Em 18 de outubro de 2011, Mani anunciou que havia deixado Primal Scream. Não era para se aposentar. Era para reunir-se com os Roses. A reunião de 2012 foi massiva. Dois shows em Heaton Park, Manchester, em junho. Depois vieram turnês, concertos espalhados pelo Reino Unido. A banda lançou dois singles em 2016, mas nenhum álbum completo seguiu. Velhas tensões ressurgiram. Em 2017, após um show em Hampden Park, Glasgow, tudo terminou novamente. Ian Brown disse ao público: “Não fique triste porque acabou, fique feliz porque aconteceu”. Mani estava ali, tocando, sustentando aquele momento final.

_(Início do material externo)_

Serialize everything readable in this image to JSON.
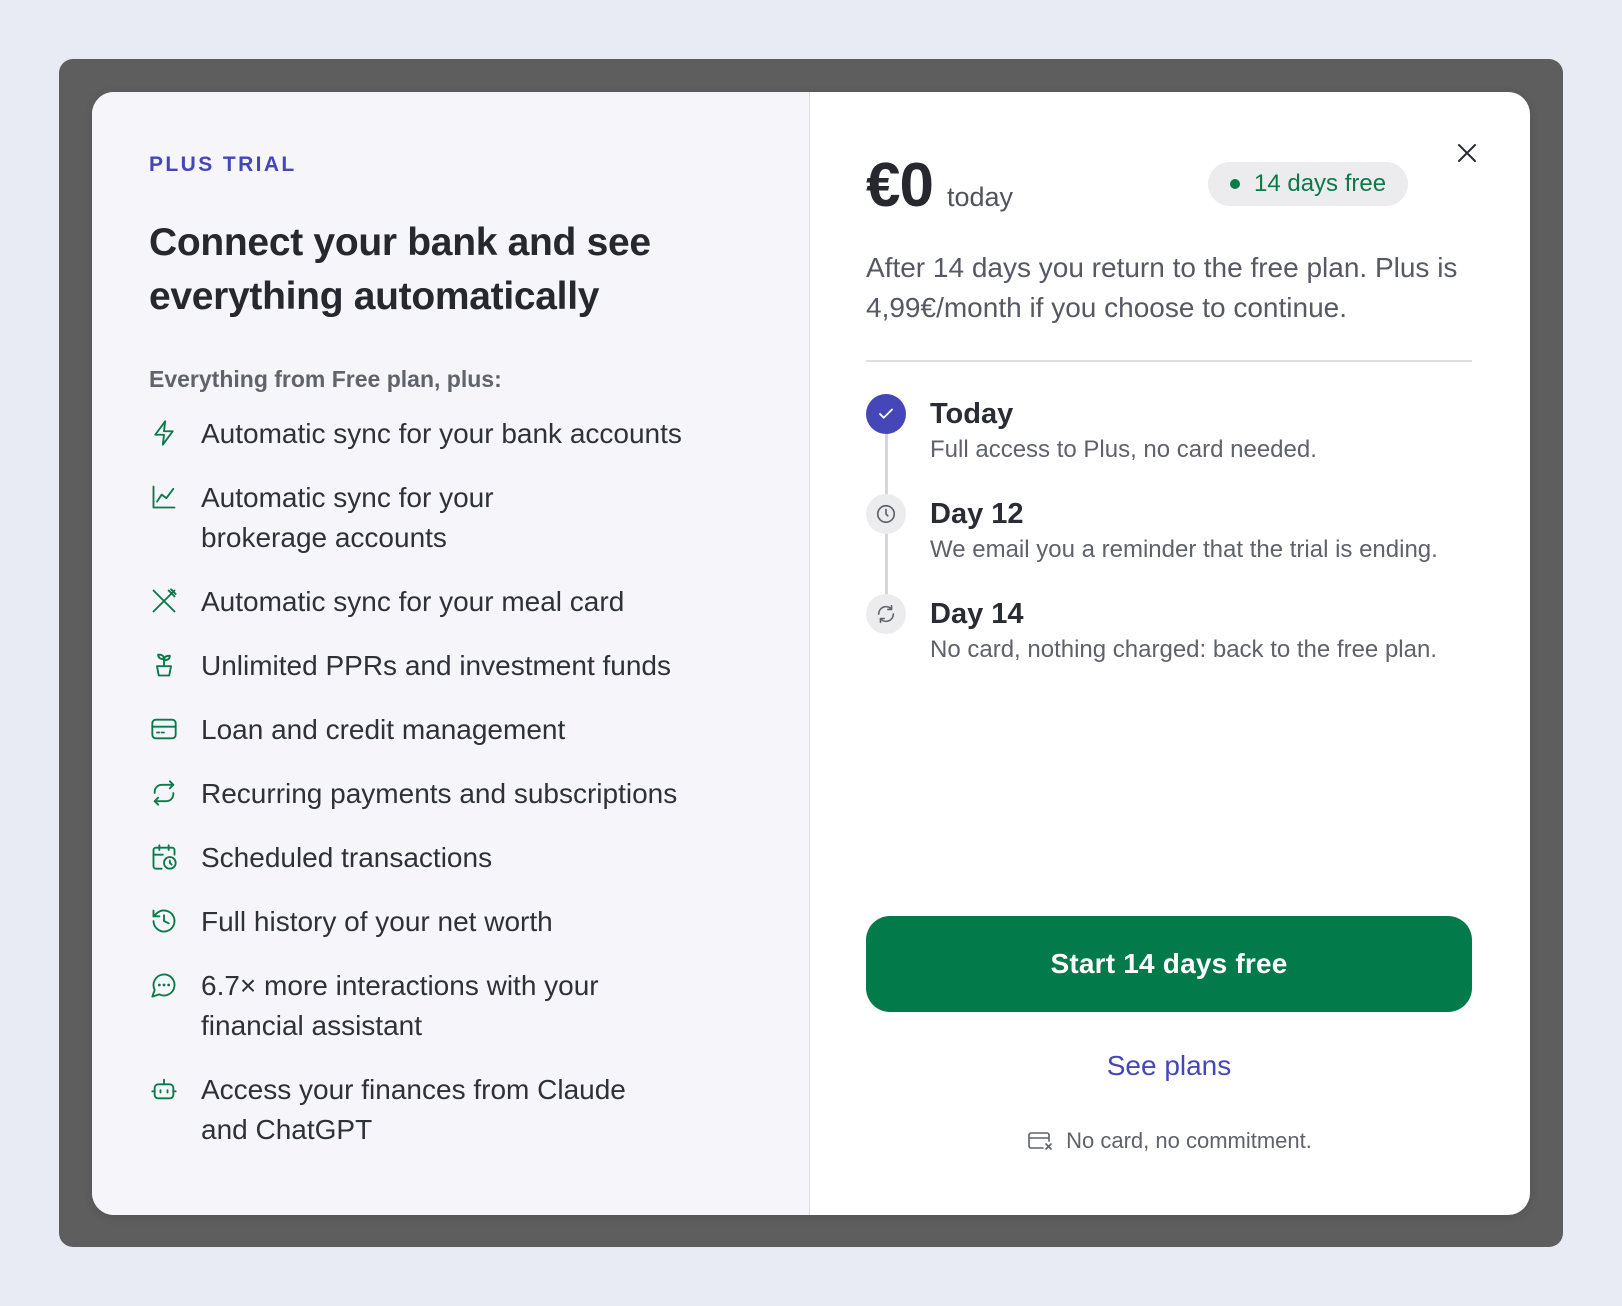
{
  "modal": {
    "eyebrow": "PLUS TRIAL",
    "headline": "Connect your bank and see everything automatically",
    "subhead": "Everything from Free plan, plus:",
    "features": [
      {
        "icon": "lightning-icon",
        "label": "Automatic sync for your bank accounts"
      },
      {
        "icon": "line-chart-icon",
        "label": "Automatic sync for your brokerage accounts"
      },
      {
        "icon": "utensils-icon",
        "label": "Automatic sync for your meal card"
      },
      {
        "icon": "plant-pot-icon",
        "label": "Unlimited PPRs and investment funds"
      },
      {
        "icon": "credit-card-icon",
        "label": "Loan and credit management"
      },
      {
        "icon": "repeat-icon",
        "label": "Recurring payments and subscriptions"
      },
      {
        "icon": "calendar-clock-icon",
        "label": "Scheduled transactions"
      },
      {
        "icon": "history-icon",
        "label": "Full history of your net worth"
      },
      {
        "icon": "chat-bubble-icon",
        "label": "6.7× more interactions with your financial assistant"
      },
      {
        "icon": "bot-icon",
        "label": "Access your finances from Claude and ChatGPT"
      }
    ],
    "price": "€0",
    "price_suffix": "today",
    "badge": "14 days free",
    "description": "After 14 days you return to the free plan. Plus is 4,99€/month if you choose to continue.",
    "timeline": [
      {
        "title": "Today",
        "desc": "Full access to Plus, no card needed.",
        "icon": "check-icon",
        "state": "done"
      },
      {
        "title": "Day 12",
        "desc": "We email you a reminder that the trial is ending.",
        "icon": "clock-icon",
        "state": "pending"
      },
      {
        "title": "Day 14",
        "desc": "No card, nothing charged: back to the free plan.",
        "icon": "refresh-icon",
        "state": "pending"
      }
    ],
    "cta_label": "Start 14 days free",
    "plans_link": "See plans",
    "note": "No card, no commitment."
  },
  "colors": {
    "accent": "#4547b8",
    "brand_green": "#027a4a",
    "backdrop": "#5e5e5e",
    "page_bg": "#e8ebf3"
  }
}
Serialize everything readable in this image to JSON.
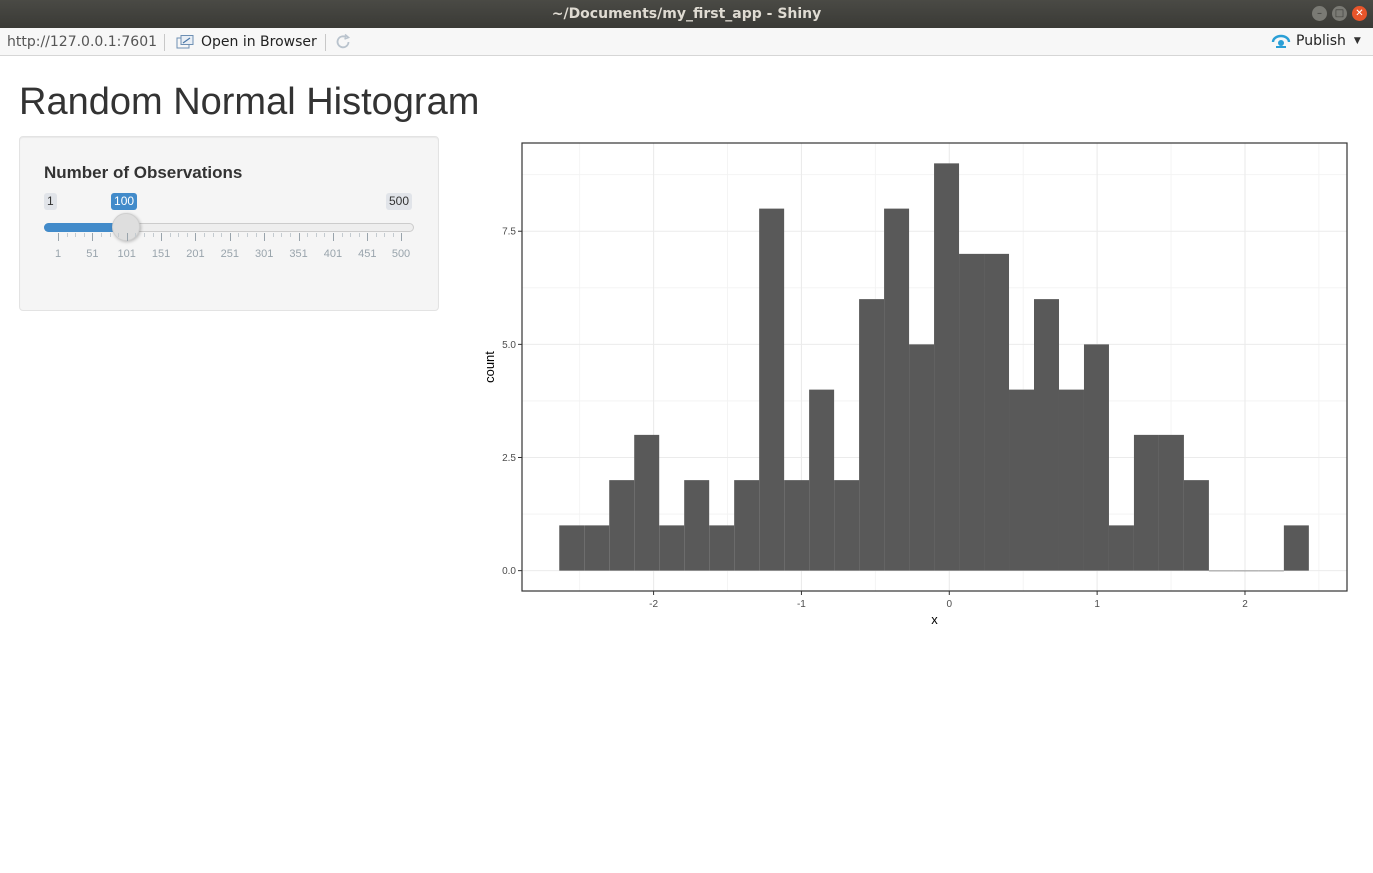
{
  "window": {
    "title": "~/Documents/my_first_app - Shiny"
  },
  "toolbar": {
    "url": "http://127.0.0.1:7601",
    "open_in_browser_label": "Open in Browser",
    "publish_label": "Publish"
  },
  "page": {
    "title": "Random Normal Histogram"
  },
  "sidebar": {
    "slider": {
      "label": "Number of Observations",
      "min": 1,
      "max": 500,
      "value": 100,
      "min_label": "1",
      "max_label": "500",
      "value_label": "100",
      "grid_labels": [
        "1",
        "51",
        "101",
        "151",
        "201",
        "251",
        "301",
        "351",
        "401",
        "451",
        "500"
      ]
    }
  },
  "colors": {
    "accent": "#428bca",
    "bar_fill": "#595959",
    "close_button": "#e8552b"
  },
  "chart_data": {
    "type": "bar",
    "title": "",
    "xlabel": "x",
    "ylabel": "count",
    "bin_width": 0.169,
    "bin_start": -2.638,
    "counts": [
      1,
      1,
      2,
      3,
      1,
      2,
      1,
      2,
      8,
      2,
      4,
      2,
      6,
      8,
      5,
      9,
      7,
      7,
      4,
      6,
      4,
      5,
      1,
      3,
      3,
      2,
      0,
      0,
      0,
      1
    ],
    "xlim": [
      -2.89,
      2.69
    ],
    "ylim": [
      -0.45,
      9.45
    ],
    "x_ticks": [
      -2,
      -1,
      0,
      1,
      2
    ],
    "x_tick_labels": [
      "-2",
      "-1",
      "0",
      "1",
      "2"
    ],
    "y_ticks": [
      0,
      2.5,
      5,
      7.5
    ],
    "y_tick_labels": [
      "0.0",
      "2.5",
      "5.0",
      "7.5"
    ],
    "grid": true,
    "legend": "none"
  }
}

Nos últimos anos, Mani permaneceu no olho público não como um músico em turnê, mas como uma figura querida da cultura de Manchester. Aparecia em podcasts, discutia futebol na televisão e rádio como um torcedor apaixonado do Manchester United, participava de eventos de caridade. Em outubro passado, quando completou 63 anos, Tim Burgess, do The Charlatans, postou uma foto dos dois juntos com a mensagem: “Um dos melhores em todos os sentidos. Que amigo lindo”. Apenas um mês depois, Mani anunciava uma turnê de palestras para 2026-2027 intitulada “The Stone Roses, Primal Scream, And Me”, onde recontaria suas experiências de quatro décadas. Não acontecerá.
Seu irmão Greg anunciou a morte no Facebook “com o coração mais pesado”. Os tributos vieram de todos os lados. Liam Gallagher, do Oasis, escreveu: “Em total choque e absolutamente devastado ao ouvir a notícia sobre Mani. Meu herói, RIP R Kid”. Peter Hook, de Joy Division, postou: “Oh Deus. Mani… as palavras me faltam desta vez, realmente faltam. Não consigo acreditar. Enviando todo meu amor para sua família. Isso é tão triste. RIP, amigo. Love Hooky”. As Stone Roses escreveram: “RIP nosso querido irmão Mani. O melhor baixista e amigo que poderíamos ter desejado”.
Liam Walsh, um publicista de música de Manchester que conhecia Mani há 40 anos, capturou algo essencial sobre ele: “Ele era uma pessoa rara. Sempre me cumprimentava com tal calor. Estava sempre feliz em me ver, e eu estava sempre feliz em vê-lo. Tinha a risada mais contagiante”. Walsh estava a caminho de um evento da indústria musical quando soube da morte. Ao entrar no local, “Fools Gold” estava tocando na barra. Aquele baixo famoso de Mani. Seu legado viverá para sempre.
Gary “Mani” Mounfield nunca foi o tipo de músico que dominava as manchetes com drama pessoal ou comportamento excêntrico. Era o tipo que chegava, fazia seu trabalho com maestria, e deixava a música falar por si. Mas a música que deixou para trás é impossível de ignorar. Está em cada groove de “She Bangs The Drums”, em cada pulsação de “I Am The Resurrection”, em cada nota de “Kowalski”. Está na forma como gerações de músicos aprenderam que um baixista não é apenas alguém que preenche o espaço entre a guitarra e a bateria. É alguém que pode definir o caráter de uma era inteira. Mani fez exatamente isso. E o fez com humildade, consistência e um sorriso.